Salah satu tipe film Korea yang sedikit lebih sulit untuk dapat membuat saya enjoy ketika menontonnya adalah film yang mencoba bercerita tentang sebuah sejarah masa lalu yang telah terjadi sebelumnya, period drama yang settingnya di kerajaan dengan menggunakan dialog baku di jaman itu. Alasannya sederhana, mereka sering terasa seperti sebuah "kelas" perkuliahan dengan durasi waktu sekitar dua jam. Personal memang dan itu mengapa The Last Princess (Deokhye-ongju) terasa impresif, sebuah kisah tentang the last princess of the Joseon Dynasty yang dipaksa untuk mempertahankan agar jiwa dan emosinya tetap berada di kondisi normal atau “waras”. It’s a "cliché" but heartbreaking drama.

Yi Deok-hye (Son Ye-jin), atau Princess Deok-hye, merupakan putri satu-satunya dan anak bungsu dari King Gojong (Baek Yoon-Sik), Raja terakhir Joseon. Ketika Kerajaan Joseon diduduki Jepang Deok-hye dikirim ke Jepang pada usia 13 tahun ditemani handmaiden bernama Bok-soon (Ra Mi-ran). Di sana ia merindukan tanah kelahirannya sembari terus menjadi “alat” politik bagi Jepang. Suatu ketika Kim Jang-han (Park Hae-il) yang telah memiliki koneksi dengan Deok-hye sejak kecil muncul di Jepang, menyamar sebagai tentara. Jang-han membawa misi untuk “menyelundupkan” Deok-hye dan membawanya kembali ke Joseon.  
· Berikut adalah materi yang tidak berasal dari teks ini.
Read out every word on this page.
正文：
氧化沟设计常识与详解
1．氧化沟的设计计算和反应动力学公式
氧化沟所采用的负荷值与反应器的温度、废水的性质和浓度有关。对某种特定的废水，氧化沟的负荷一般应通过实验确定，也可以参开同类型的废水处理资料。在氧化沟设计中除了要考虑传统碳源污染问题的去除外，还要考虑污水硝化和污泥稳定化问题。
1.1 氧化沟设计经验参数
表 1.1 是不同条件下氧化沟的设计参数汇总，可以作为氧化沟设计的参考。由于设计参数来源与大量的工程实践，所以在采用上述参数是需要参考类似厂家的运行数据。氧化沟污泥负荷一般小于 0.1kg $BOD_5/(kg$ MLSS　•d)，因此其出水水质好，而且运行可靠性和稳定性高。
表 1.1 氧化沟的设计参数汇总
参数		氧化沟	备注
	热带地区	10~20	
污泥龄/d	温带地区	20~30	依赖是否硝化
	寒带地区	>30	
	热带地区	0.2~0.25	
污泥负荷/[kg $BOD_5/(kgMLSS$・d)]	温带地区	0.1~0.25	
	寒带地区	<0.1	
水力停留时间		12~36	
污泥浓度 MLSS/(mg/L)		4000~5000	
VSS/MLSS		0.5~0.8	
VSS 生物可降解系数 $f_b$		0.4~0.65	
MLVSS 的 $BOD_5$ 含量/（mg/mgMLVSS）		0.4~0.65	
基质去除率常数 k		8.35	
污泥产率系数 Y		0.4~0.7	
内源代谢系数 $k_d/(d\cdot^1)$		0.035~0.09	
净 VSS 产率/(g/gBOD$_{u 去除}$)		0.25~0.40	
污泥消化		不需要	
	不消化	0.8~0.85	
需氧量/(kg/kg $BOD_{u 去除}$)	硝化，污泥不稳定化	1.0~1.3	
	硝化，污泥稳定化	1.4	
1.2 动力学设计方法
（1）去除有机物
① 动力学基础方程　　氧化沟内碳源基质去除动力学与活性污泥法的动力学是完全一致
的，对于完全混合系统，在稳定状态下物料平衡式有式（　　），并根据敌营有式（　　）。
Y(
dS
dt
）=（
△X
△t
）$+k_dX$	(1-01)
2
Bukan pekerjaan yang mudah untuk membuat penonton merasakan emosi yang dialami oleh karakter secara natural, dan itu pencapaian terbaik dari film ini. Sutradara Hur Jin-ho berhasil membuat setup cerita yang oke dari kisah yang mengambil dasar dari novel berjudul Princess Deokhye karya Kwon Bi-young, ia buat kamu merasakan "feel" dari sejarah di dalam cerita tapi pendekatan yang ia berikan lebih modern dan tidak kaku. Itu yang membuat saya merasa mudah untuk klik, ini mengangkat salah satu kisah menyakitkan dari sejarah yang dimiliki Korea tapi mengapa kisah perjalanan dari Princess Deokhye terasa menarik hingga akhir karena yang film ini jual tidak melulu tentang sejarah, ini seperti kombinasi antara history story dengan melodrama rasa modern, a not so typical "heavy" drama tentang pendudukan Jepang di Korea.
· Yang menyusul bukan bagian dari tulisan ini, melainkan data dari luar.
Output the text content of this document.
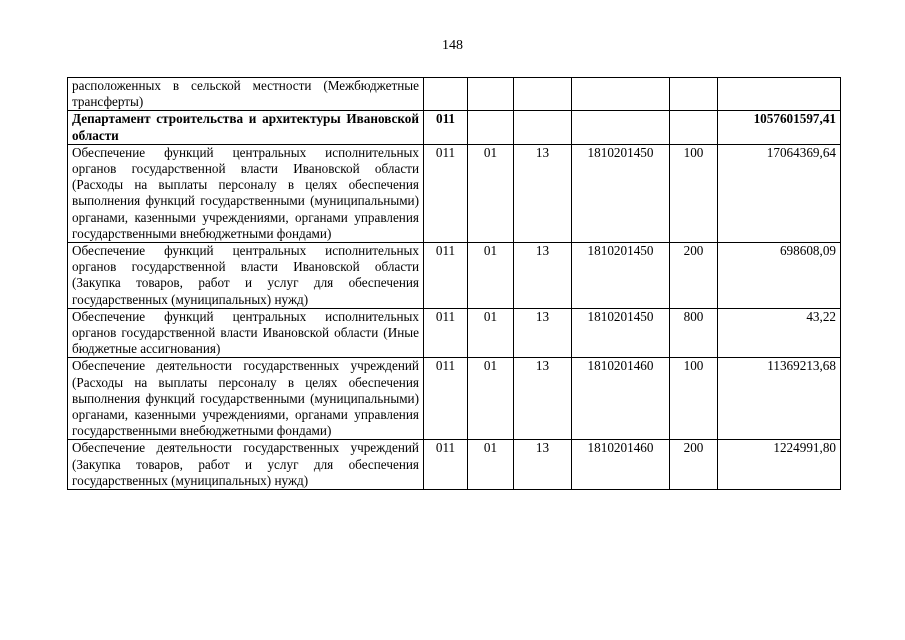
148
расположенных в сельской местности (Межбюджетные трансферты)						
Департамент строительства и архитектуры Ивановской области	011					1057601597,41
Обеспечение функций центральных исполнительных органов государственной власти Ивановской области (Расходы на выплаты персоналу в целях обеспечения выполнения функций государственными (муниципальными) органами, казенными учреждениями, органами управления государственными внебюджетными фондами)	011	01	13	1810201450	100	17064369,64
Обеспечение функций центральных исполнительных органов государственной власти Ивановской области (Закупка товаров, работ и услуг для обеспечения государственных (муниципальных) нужд)	011	01	13	1810201450	200	698608,09
Обеспечение функций центральных исполнительных органов государственной власти Ивановской области (Иные бюджетные ассигнования)	011	01	13	1810201450	800	43,22
Обеспечение деятельности государственных учреждений (Расходы на выплаты персоналу в целях обеспечения выполнения функций государственными (муниципальными) органами, казенными учреждениями, органами управления государственными внебюджетными фондами)	011	01	13	1810201460	100	11369213,68
Обеспечение деятельности государственных учреждений (Закупка товаров, работ и услуг для обеспечения государственных (муниципальных) нужд)	011	01	13	1810201460	200	1224991,80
Teman saya mengatakan ini merupakan kombinasi kisah nyata dengan sedikit elemen fiksi, sepertinya itu mengapa kisah ini jadi terasa menyenangkan untuk diikuti. Saya suka cara Hur Jin-ho mengemas cerita di sini, tentu saja ada pesan patriotisme tapi fokus kita sebagai penonton lebih diarahkan pada rasa sakit yang dialami Princess Deok-hye. Kisah tentang sejarah tetap clear tapi Hur Jin-ho bumbui dengan elemen fiksi yang berhasil membuat sisi sensitif yang dimiliki cerita jadi bersinar. Klasik sebenarnya, melodrama yang mencoba mengundang air mata penontonnya, tapi itu tidak terasa menjengkelkan karena mereka tidak terasa dipaksa. Ya, seperti yang disebutkan tadi pencapaian terbaik film ini adalah menyentuh emosi penonton dengan cara yang terasa natural, and Hur Jin-ho playing on it till the end. 
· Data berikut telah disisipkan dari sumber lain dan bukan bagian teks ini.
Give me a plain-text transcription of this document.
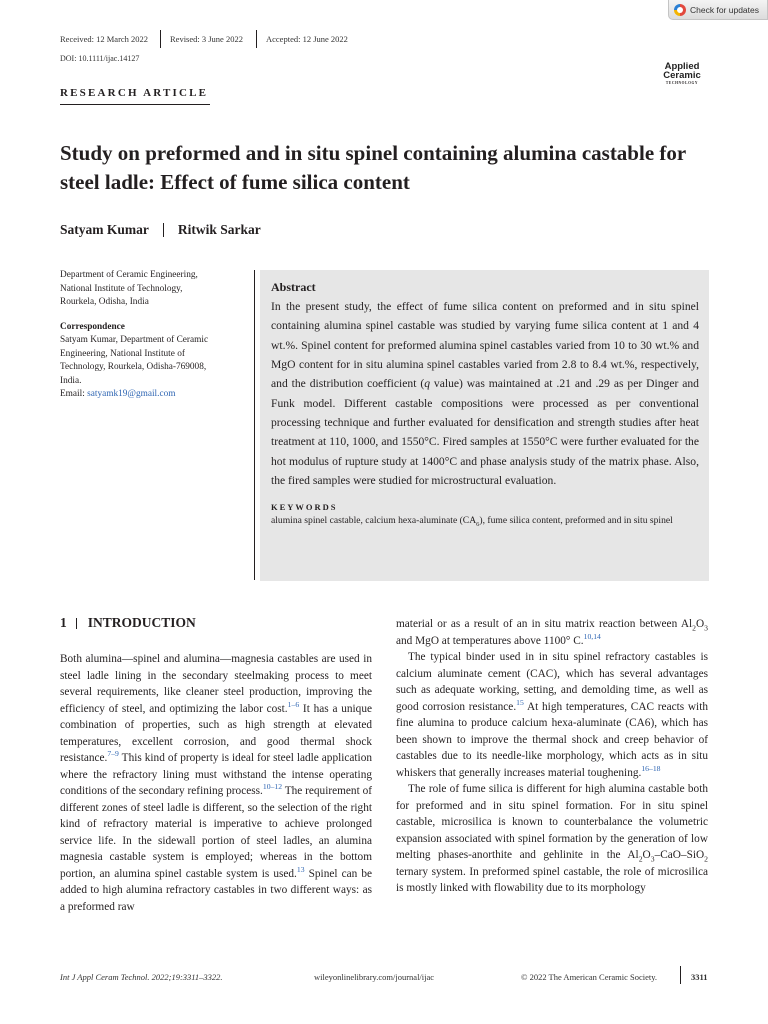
Check for updates
Received: 12 March 2022	Revised: 3 June 2022	Accepted: 12 June 2022
DOI: 10.1111/ijac.14127
RESEARCH ARTICLE
Applied
Ceramic
TECHNOLOGY
Study on preformed and in situ spinel containing alumina castable for steel ladle: Effect of fume silica content
Satyam Kumar Ritwik Sarkar
Department of Ceramic Engineering,
National Institute of Technology,
Rourkela, Odisha, India
Correspondence
Satyam Kumar, Department of Ceramic
Engineering, National Institute of
Technology, Rourkela, Odisha-769008,
India.
Email: satyamk19@gmail.com
Abstract

In the present study, the effect of fume silica content on preformed and in situ spinel containing alumina spinel castable was studied by varying fume silica content at 1 and 4 wt.%. Spinel content for preformed alumina spinel castables varied from 10 to 30 wt.% and MgO content for in situ alumina spinel castables varied from 2.8 to 8.4 wt.%, respectively, and the distribution coefficient (q value) was maintained at .21 and .29 as per Dinger and Funk model. Different castable compositions were processed as per conventional processing technique and further evaluated for densification and strength studies after heat treatment at 110, 1000, and 1550°C. Fired samples at 1550°C were further evaluated for the hot modulus of rupture study at 1400°C and phase analysis study of the matrix phase. Also, the fired samples were studied for microstructural evaluation.

KEYWORDS
alumina spinel castable, calcium hexa-aluminate $(CA_6)$, fume silica content, preformed and in situ spinel
1 INTRODUCTION

Both alumina—spinel and alumina—magnesia castables are used in steel ladle lining in the secondary steelmaking process to meet several requirements, like cleaner steel production, improving the efficiency of steel, and optimizing the labor cost.$^{1-6}$ It has a unique combination of properties, such as high strength at elevated temperatures, excellent corrosion, and good thermal shock resistance.$^{7-9}$ This kind of property is ideal for steel ladle application where the refractory lining must withstand the intense operating conditions of the secondary refining process.$^{10-12}$ The requirement of different zones of steel ladle is different, so the selection of the right kind of refractory material is imperative to achieve prolonged service life. In the sidewall portion of steel ladles, an alumina magnesia castable system is employed; whereas in the bottom portion, an alumina spinel castable system is used.$^{13}$ Spinel can be added to high alumina refractory castables in two different ways: as a preformed raw

material or as a result of an in situ matrix reaction between $Al_2O_3$ and MgO at temperatures above 1100° C.$^{10,14}$

The typical binder used in in situ spinel refractory castables is calcium aluminate cement (CAC), which has several advantages such as adequate working, setting, and demolding time, as well as good corrosion resistance.$^{15}$ At high temperatures, CAC reacts with fine alumina to produce calcium hexa-aluminate (CA6), which has been shown to improve the thermal shock and creep behavior of castables due to its needle-like morphology, which acts as in situ whiskers that generally increases material toughening.$^{16-18}$

The role of fume silica is different for high alumina castable both for preformed and in situ spinel formation. For in situ spinel castable, microsilica is known to counterbalance the volumetric expansion associated with spinel formation by the generation of low melting phases-anorthite and gehlinite in the $Al_2O_3-CaO-SiO_2$ ternary system. In preformed spinel castable, the role of microsilica is mostly linked with flowability due to its morphology

Int J Appl Ceram Technol. 2022;19:3311–3322.	wileyonlinelibrary.com/journal/ijac	© 2022 The American Ceramic Society.	3311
The Last Princess terus mencoba membuat kamu merasa empati pada sakit yang dirasakan Deok-hye dengan cara manis, menyajikan dramatisasi yang oke dan tidak berlebihan. Ini unik meskipun bukan merupakan orang Korea di beberapa momen di film ini saya merasa haru biru pada apa yang dialami oleh Deok-hye. Itu karena selain unsur sejarah di cerita Hur Jin-ho membuat semuanya terasa universal, menjahit kisah tentang kasih sayang dengan emosi yang halus tapi terasa nendang. Meskipun begitu walaupun menjual drama film ini juga tidak melupakan elemen di luar emosi dan empati tadi yang sedikit lebih thrilling. Ketika Kim Jang-han muncul kamu akan bertemu dengan sebuah action thriller yang oke, usaha dan pengabdiannya untuk melindungi Deok-hye menjadi sisi lain yang mampu membuat rasa patroitisme menjadi sedikit lebih tebal tapi tidak mengganggu drama utama.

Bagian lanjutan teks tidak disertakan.